This appendix gives you some advice to take into account in your daily work with PDI. If you intend to work seriously with PDI, knowing how to accomplish different tasks is just not enough.
Here you have some guidelines that will help you to go in the right direction:
Outline your ideas on paper before creating a transformation or a job. Don't drop steps randomly on the canvas trying to get things to work, otherwise you will end up with a transformation or a job that is difficult to understand and might not be of any use.
Document your work. Write at least a simple description in the transformation and job setting windows. Replace the default names of the steps and the job entries with meaningful ones. Use notes to clarify the purpose of the transformations and the jobs. Color-code your notes for a better effect; for example, use a color for notes explaining the purpose of a transformation, and a different color or font for technical notes. By doing this, your work will be well documented.
Make your jobs and transformations clear to understand. Arrange the elements in the canvas so that it does not look like a puzzle to solve. Memorize the shortcuts for arrangement and alignment and use them regularly. You will find a full list in Appendix D, Spoon Shortcuts.
Organize the PDI elements in folders. Don't save all of the transformations and jobs in the same folder. Organize them according to the purpose they have.
Make your work flexible and reusable. Make use of arguments, variables, and named parameters. If you identify tasks that are going to be used in several situations, create subtransformations.
Make your work portable (ready for deployment).
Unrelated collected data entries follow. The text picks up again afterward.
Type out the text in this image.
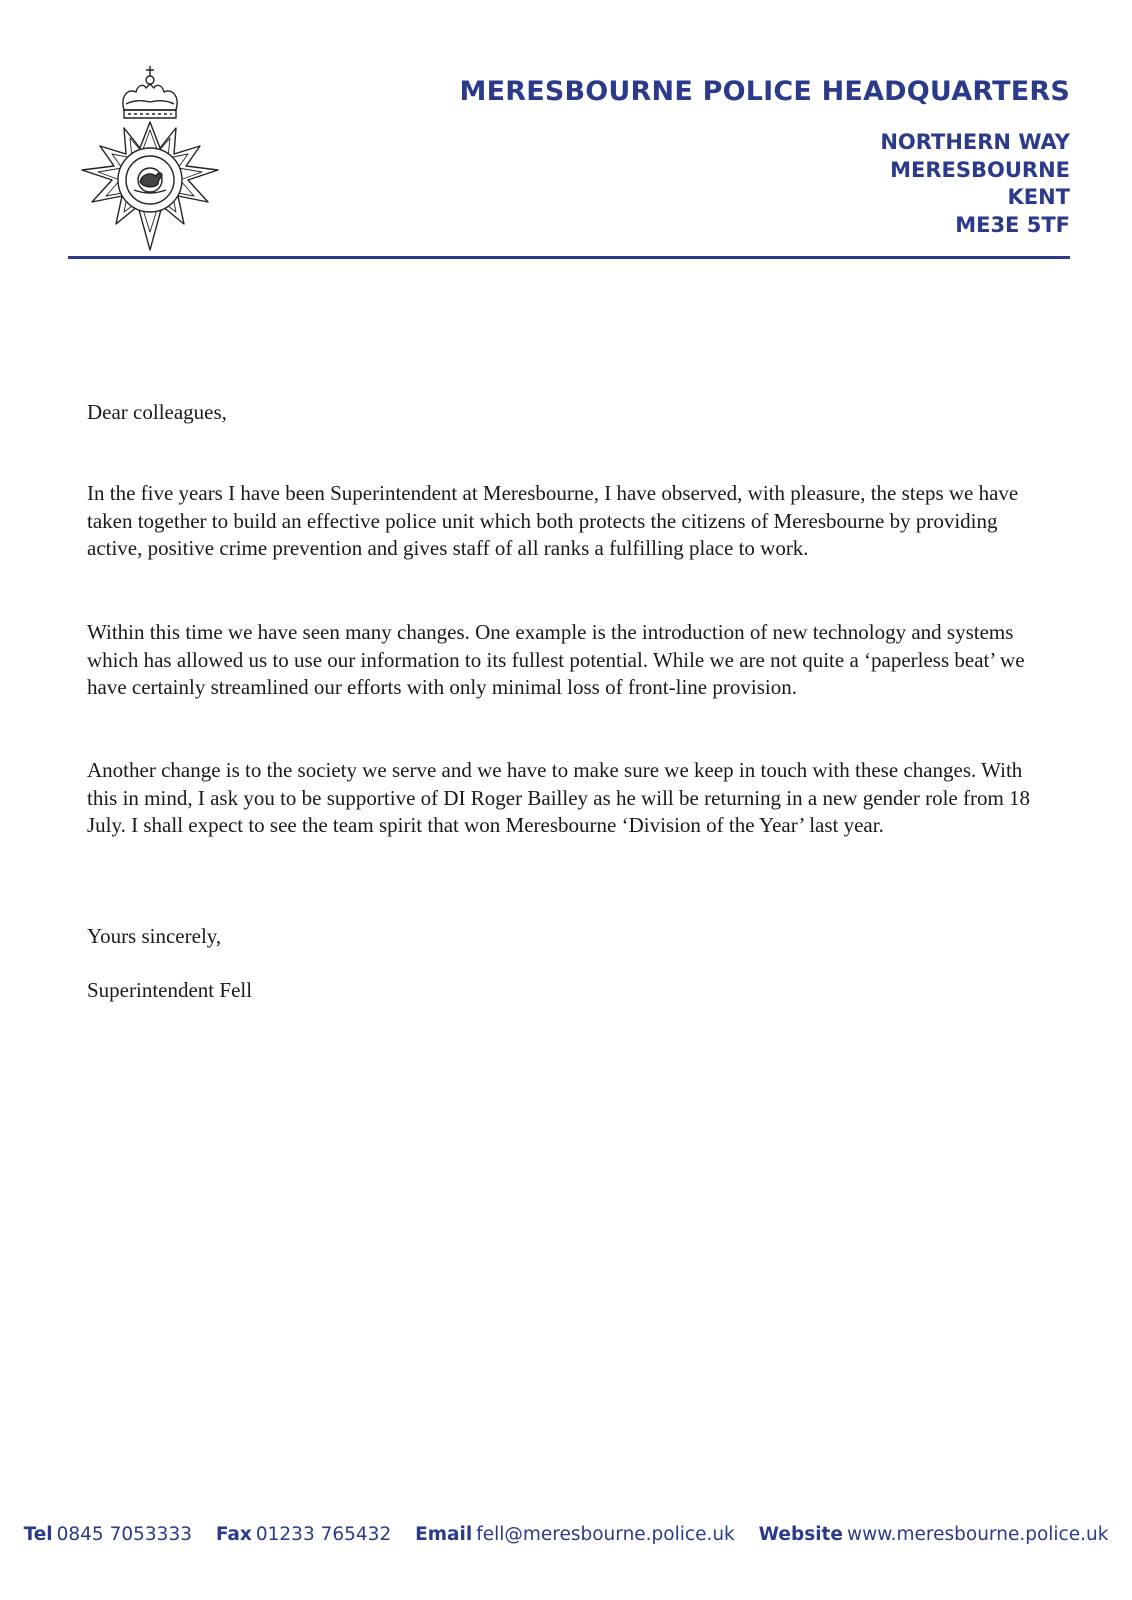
MERESBOURNE POLICE HEADQUARTERS
NORTHERN WAY
MERESBOURNE
KENT
ME3E 5TF

Dear colleagues,

In the five years I have been Superintendent at Meresbourne, I have observed, with pleasure, the steps we have taken together to build an effective police unit which both protects the citizens of Meresbourne by providing active, positive crime prevention and gives staff of all ranks a fulfilling place to work.

Within this time we have seen many changes. One example is the introduction of new technology and systems which has allowed us to use our information to its fullest potential. While we are not quite a ‘paperless beat’ we have certainly streamlined our efforts with only minimal loss of front-line provision.

Another change is to the society we serve and we have to make sure we keep in touch with these changes. With this in mind, I ask you to be supportive of DI Roger Bailley as he will be returning in a new gender role from 18 July. I shall expect to see the team spirit that won Meresbourne ‘Division of the Year’ last year.

Yours sincerely,

Superintendent Fell

Tel 0845 7053333 Fax 01233 765432 Email fell@meresbourne.police.uk Website www.meresbourne.police.uk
Do whatever you can so that even if you move your work to another machine or another folder, or the path to source or destination files change, or the connection properties to the databases change, everything keeps working without or with minimal changes. In order to do that, don't use fixed names but variables. If you know the values for the variables beforehand, define the variables in the
kettle.properties
file. For the name of the transformations and jobs use the relative paths (use the${Internal.Job.Filename.Directory}
, and${Internal.Transformation.Filename.Directory}
variables).Avoid overloading your transformations. A transformation should do a precise task. If it doesn't, think of splitting it into two or more, or create subtransformations. Doing so, your transformation will be clearer and in the case of subtransformations, also reusable.
Handle errors. Try to figure out the kind of errors that may occur and trap them by validating, handing errors, and acting accordingly—fixing data, taking alternative paths, sending friendly messages to the log files, and so on.
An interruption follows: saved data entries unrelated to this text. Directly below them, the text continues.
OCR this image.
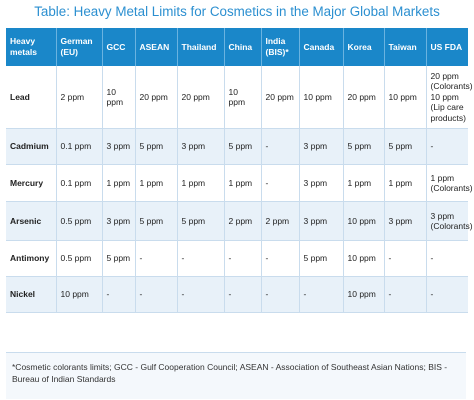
Table: Heavy Metal Limits for Cosmetics in the Major Global Markets
Heavy metals	German (EU)	GCC	ASEAN	Thailand	China	India (BIS)*	Canada	Korea	Taiwan	US FDA
Lead	2 ppm	10 ppm	20 ppm	20 ppm	10 ppm	20 ppm	10 ppm	20 ppm	10 ppm	20 ppm (Colorants) 10 ppm (Lip care products)
Cadmium	0.1 ppm	3 ppm	5 ppm	3 ppm	5 ppm	-	3 ppm	5 ppm	5 ppm	-
Mercury	0.1 ppm	1 ppm	1 ppm	1 ppm	1 ppm	-	3 ppm	1 ppm	1 ppm	1 ppm (Colorants)
Arsenic	0.5 ppm	3 ppm	5 ppm	5 ppm	2 ppm	2 ppm	3 ppm	10 ppm	3 ppm	3 ppm (Colorants)
Antimony	0.5 ppm	5 ppm	-	-	-	-	5 ppm	10 ppm	-	-
Nickel	10 ppm	-	-	-	-	-	-	10 ppm	-	-
*Cosmetic colorants limits; GCC - Gulf Cooperation Council; ASEAN - Association of Southeast Asian Nations; BIS - Bureau of Indian Standards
Do everything you can to optimize the PDI performance. You can find a full checklist at http://wiki.pentaho.com/display/COM/PDI+Performance+tuning+check-list.
For tracking the performance of individual steps in a transformation, you can look up the details at http://wiki.pentaho.com/display/EAI/Step+performance+monitoring.
Keep a track of jobs and transformations history. You can use a versioning system, such as Subversion or Git. In doing so, you can recover older versions of your jobs and transformations or examine the history of how they changed. For more on Subversion, visit the site http://subversion.tigris.org/. For more on Git visit the official site http://git-scm.com/. Also, consider upgrading to EE, where versioning is a repository feature.
Bookmark the the forum page and visit it frequently. The PDI forum is available at http://forums.pentaho.org/forumdisplay.php?f=135. If you are stuck with something, search for a solution in the forum. If you don't find what you're looking for, create a new thread, expose your doubts or scenario clearly and you'll get a prompt answer as the Pentaho community and particularly the PDI one is quite active. Alternatively you can meet Pentaho people on IRC server www.freenode.net, channel
#pentaho
. On the channel, people discuss all kinds of issues related to all the Pentaho tools, and not just Kettle.